Friday, November 18, 2011
By Lee Hudnell at 11:49 AM
Unfortunately, most of them will have nothing to do with personnel match ups or X's and O's, but rather happenings that have taken place off the gridiron.
The Buckeyes' off-field issues have been well documented over the past 12 months. A plethora of player suspensions — due to violating the NCAA's rule on receiving improper benefits — and the firing of head coach Jim Tressel for withholding information of said violations, have left the Buckeyes staring at possibly their worst season in more than a decade.
To add even more to the story line for Saturday's game, it will be the final home tilt of the season — meaning Ohio State will be honoring their senior players prior to kickoff. Why is that adding to Saturday's drama, you ask? Four of the seniors were among the infamous group of players suspended for receiving improper benefits, including receiver DeVier Posey, who will be playing in his first game of the season after having to sit out the initial 10.
It will be interesting to see just how the aforementioned players will be received at Ohio Stadium by the fans on Saturday.
The Nittany Lions' off-field issues, however, have been an entirely different kind of animal.
Penn State recently fired its longtime head coach Joe Paterno. However, the 84-year old mentor wasn't ousted because he withheld information from the NCAA about players selling memorabilia for tattoos. He was let go for not putting the kibosh on the sexual abuse of under-age children being conducted by his former assistant coach of 30 years, Jerry Sandusky.
Although each situation is quite different in nature, both Ohio State and Penn State are having to deal with issues that have nothing to do with strapping on the pads and playing the game of football.
Buckeyes head coach Luke Fickell said that the past months have certainly been frustrating, but he stated that his players have done a great job of keeping their heads up and moving forward despite all the negativity surrounding them.
"I can just speak from the experience of our young guys and all the turmoil that they've had," Fickell said. "I'm not comparing and contrasting. That's probably what I don't want to do, but I think young people are resilient.
"Sometimes they have a loss or they have a situation that happens and they get over it probably quicker than maybe some of us older people ... they do a good job of continuing to move on, and I know ours have done that. It's not easy."
The players don't have much choice but to 'move on.' There are still games to be played.
And believe it or not, there actually is a game being played this Saturday.
Through all the drama, Penn State (8-2, 5-1 Big Ten) is still in the middle of the Leaders division title hunt, and a win at Ohio State Saturday would allow the Nittany Lions to control their own destiny with a regular season, winner-take-all finale against Wisconsin.
The Nittany Lions have one of the best defenses in the nation, giving up just 12.9 points (1st Big Ten, 3rd FBS) and only 287.2 total yards (3rd Big Ten, 8th FBS) per game. That includes a pass defense that has allowed opposing quarterbacks to throw for just six touchdowns to 14 interceptions this season — both tops in the Big Ten.
Not good news for the Buckeyes who possess the worst-ranked passing offense in the conference.
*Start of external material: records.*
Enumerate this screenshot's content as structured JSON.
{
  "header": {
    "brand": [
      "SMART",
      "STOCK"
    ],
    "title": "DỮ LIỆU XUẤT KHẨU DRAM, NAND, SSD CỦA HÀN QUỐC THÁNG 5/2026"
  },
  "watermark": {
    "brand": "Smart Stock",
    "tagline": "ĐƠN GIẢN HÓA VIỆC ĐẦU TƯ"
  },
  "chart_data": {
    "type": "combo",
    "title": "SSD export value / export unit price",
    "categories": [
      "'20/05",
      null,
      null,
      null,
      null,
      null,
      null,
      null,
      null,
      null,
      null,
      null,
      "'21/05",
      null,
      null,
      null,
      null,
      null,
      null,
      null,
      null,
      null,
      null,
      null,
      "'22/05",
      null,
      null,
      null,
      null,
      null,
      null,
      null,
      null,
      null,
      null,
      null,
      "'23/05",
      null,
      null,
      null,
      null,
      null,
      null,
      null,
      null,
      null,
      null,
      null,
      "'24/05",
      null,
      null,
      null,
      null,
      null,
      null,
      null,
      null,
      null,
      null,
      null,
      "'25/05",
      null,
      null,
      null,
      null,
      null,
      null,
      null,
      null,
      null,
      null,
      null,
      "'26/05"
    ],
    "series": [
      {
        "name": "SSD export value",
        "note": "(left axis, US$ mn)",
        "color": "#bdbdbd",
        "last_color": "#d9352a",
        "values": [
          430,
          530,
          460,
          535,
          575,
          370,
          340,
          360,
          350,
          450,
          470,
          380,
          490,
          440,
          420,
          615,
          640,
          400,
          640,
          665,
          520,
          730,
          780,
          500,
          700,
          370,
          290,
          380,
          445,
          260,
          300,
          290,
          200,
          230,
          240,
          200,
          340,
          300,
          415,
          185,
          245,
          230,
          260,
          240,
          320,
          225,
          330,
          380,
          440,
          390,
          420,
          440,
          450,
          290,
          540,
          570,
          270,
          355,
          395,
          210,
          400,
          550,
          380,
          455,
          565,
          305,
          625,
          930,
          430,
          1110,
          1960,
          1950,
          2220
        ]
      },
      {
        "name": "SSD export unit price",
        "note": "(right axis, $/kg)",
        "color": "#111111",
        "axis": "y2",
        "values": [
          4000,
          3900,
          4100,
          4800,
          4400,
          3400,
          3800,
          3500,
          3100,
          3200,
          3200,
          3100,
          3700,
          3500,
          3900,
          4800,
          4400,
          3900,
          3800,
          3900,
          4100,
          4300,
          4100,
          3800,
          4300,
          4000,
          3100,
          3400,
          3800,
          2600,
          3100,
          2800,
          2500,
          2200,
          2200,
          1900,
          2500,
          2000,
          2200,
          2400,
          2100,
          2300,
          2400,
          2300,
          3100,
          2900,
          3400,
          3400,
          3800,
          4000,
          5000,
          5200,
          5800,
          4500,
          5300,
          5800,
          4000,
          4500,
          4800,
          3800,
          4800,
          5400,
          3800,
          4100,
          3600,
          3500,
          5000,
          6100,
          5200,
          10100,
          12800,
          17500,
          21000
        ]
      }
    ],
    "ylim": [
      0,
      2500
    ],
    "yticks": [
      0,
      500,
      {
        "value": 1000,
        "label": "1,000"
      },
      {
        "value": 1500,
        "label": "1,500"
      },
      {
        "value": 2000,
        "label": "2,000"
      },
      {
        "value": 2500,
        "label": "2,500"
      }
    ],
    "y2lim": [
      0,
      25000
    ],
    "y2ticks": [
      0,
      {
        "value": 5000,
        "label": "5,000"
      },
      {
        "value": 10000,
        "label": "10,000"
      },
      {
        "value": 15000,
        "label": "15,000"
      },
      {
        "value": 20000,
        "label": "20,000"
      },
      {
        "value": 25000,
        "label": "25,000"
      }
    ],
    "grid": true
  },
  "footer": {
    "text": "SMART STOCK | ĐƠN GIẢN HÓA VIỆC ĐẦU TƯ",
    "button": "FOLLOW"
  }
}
"I think it starts with their defense," Fickell said of Penn State. "No. 1 in the Big Ten, I think, in pass efficiency; so that might make it a little more difficult to throw the football like some of us want to do. But the thing that they're going to do is they're going to pressure you. They're going to have those front four guys coming every single time. They do a great job with that, ever since I've known them. Ever since we've played against them, I think that's where it starts with them."
There's no secret to what Ohio State needs to do in order to win this game. They must have balance offensively, meaning they need to become much more successful throwing the football if they have any hopes of putting points on the board against the vaunted Penn State defense.
Ohio State's offense has been completely one-dimensional this season, relying on the power run game — and the mobility of true freshman quarterback Braxton Miller — to dictate success.
Fickell and staff have to let Miller throw the football, and not just on third downs or in the waning seconds of the game. They must show confidence in their young signal caller and the Buckeyes ability to move the ball through the air.
The return of Posey may provide the staff that needed boost of confidence.